Kirkus Reviews QR Code
A PRIVATE VENDETTA by Roderick Grant

A PRIVATE VENDETTA

By

Pub Date: Jan. 1st, 1978
Publisher: Scribners

Three murders and a shoot-out--that's really all there is to say about this unusually bare and linear tale of vengeance in Cyprus, Greece, and London. Richard Barker, wealthy British import-export man, hears that his soldier brother Jonathan has been accidentally killed in Cyprus (in the crossfire of a local feud)--but then he receives a letter from Jonathan's Cypriot girlfriend Maria revealing that Jonathan was actually tortured and murdered by her would-be fiancÉ and his two hideous brothers. So Richard fabricates a business trip and heads for Cyprus, where he and Maria join forces to kill the three Tengerakis brothers.
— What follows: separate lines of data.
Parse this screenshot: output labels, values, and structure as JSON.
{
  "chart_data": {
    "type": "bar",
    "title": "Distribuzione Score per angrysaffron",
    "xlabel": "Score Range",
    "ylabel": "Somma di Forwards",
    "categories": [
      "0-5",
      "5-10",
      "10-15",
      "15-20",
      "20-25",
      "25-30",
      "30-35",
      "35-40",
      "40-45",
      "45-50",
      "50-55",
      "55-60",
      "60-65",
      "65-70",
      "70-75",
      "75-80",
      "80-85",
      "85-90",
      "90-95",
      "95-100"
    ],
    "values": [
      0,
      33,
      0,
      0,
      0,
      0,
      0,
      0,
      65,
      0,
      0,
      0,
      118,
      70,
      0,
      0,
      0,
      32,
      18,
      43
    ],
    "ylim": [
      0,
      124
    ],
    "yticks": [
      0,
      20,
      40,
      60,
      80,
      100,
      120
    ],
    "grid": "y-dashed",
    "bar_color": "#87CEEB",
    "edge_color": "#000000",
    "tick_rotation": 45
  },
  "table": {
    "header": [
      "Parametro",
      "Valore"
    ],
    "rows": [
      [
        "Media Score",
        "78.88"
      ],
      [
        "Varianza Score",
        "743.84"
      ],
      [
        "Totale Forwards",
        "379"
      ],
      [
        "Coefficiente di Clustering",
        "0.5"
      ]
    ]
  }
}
First to die is coppermine supervisor Andreas: Richard poses as an English geologist, and there's an axe-and-knife drag-out scuffle down in the mine before Richard and Maria finally land the are in Andreas' skull. Then they sail for Greece (becoming lovers on the way), where the second brother succumbs after a scenic car chase that nearly kills them all. Back to London for murder #3: Richard makes a date with remaining brother Stephanides, a bartender/homosexual-hustler, persuades him to take a bath, then fries him by tossing an electric heater into the filled tub. But the dead brothers have lots of friends, so Maria is killed back in Cyprus, and Richard finds himself stalked, even on his English estate, by swarthy assassins. ""Was any man's life--even that of my own brother--worth this chain of revenge I had forged?"" That's the theme, but it doesn't pack much of a punch, and the characterless narration--despite the trick of switching from first person to third for the murder action--is more stolid than stark. Inoffensively plain fare for action addicts only.